On 12/12/2019 06.25, lampahome wrote:


Jon Haddad <j...@jonhaddad.com <mailto:j...@jonhaddad.com>> 於 2019年12月12日 週四 上午12:42寫道:

    I'm not sure how you're measuring this - could you share your
    benchmarking code?

        s the details of theri?


start = time.time()
for i in range(40960):
    prep = session.prepare(query, (args))
    session.execute(prep) # or session.execute_async(prep)
print('time', time.time()-start)

Just like above code snippet.
I almost cost time by execute_async()   more than normal execute().


I think you're just exposing Python and perhaps driver weaknesses.


With .execute(), memory usage stays constant and you suffer the round trip time once per loop.

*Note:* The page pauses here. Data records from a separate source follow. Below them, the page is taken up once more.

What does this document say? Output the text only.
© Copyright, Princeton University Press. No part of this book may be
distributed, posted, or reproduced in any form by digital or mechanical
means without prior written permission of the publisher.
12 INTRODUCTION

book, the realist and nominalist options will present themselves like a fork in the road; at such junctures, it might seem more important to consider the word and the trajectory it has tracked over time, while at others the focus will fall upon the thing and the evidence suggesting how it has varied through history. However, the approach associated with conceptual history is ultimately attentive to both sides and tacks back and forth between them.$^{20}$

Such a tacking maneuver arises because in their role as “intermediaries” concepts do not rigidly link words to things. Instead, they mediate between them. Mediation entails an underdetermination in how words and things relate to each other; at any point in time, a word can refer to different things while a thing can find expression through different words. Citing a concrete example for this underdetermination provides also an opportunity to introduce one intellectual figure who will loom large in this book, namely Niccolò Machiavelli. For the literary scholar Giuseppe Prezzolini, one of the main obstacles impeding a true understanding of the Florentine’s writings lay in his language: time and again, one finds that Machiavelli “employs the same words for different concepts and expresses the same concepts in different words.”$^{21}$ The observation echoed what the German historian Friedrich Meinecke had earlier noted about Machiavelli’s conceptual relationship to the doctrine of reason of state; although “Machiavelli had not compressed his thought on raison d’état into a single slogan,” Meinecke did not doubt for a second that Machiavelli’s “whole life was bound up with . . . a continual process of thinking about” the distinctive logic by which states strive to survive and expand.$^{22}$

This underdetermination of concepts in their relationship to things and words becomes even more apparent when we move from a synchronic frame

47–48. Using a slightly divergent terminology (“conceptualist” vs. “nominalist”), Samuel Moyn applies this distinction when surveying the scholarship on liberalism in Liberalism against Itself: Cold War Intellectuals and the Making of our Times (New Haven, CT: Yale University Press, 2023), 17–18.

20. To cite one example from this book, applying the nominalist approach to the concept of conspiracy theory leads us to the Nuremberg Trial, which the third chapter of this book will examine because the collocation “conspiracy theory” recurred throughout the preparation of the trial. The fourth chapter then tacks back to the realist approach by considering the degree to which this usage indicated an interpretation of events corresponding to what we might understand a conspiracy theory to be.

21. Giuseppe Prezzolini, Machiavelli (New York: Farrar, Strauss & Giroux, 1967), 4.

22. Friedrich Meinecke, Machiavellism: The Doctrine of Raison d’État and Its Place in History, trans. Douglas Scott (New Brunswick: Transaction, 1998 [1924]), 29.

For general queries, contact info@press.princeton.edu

With .execute_async(), memory usage grows, and if there is any algorithm in the driver that is not O(1) (say to maintain the outstanding request table), execution time grows as you push more and more requests. The thread(s) that process responses have to contend with the request issuing thread over locks. You don't suffer the round trip time, but from your results the other issues dominate.


If you also collected responses in your loop, and also bound the number of outstanding requests to a reasonable number, you'll see execute_async performing better. You'll see even better performance if you drop Python for a language more suitable for the data plane.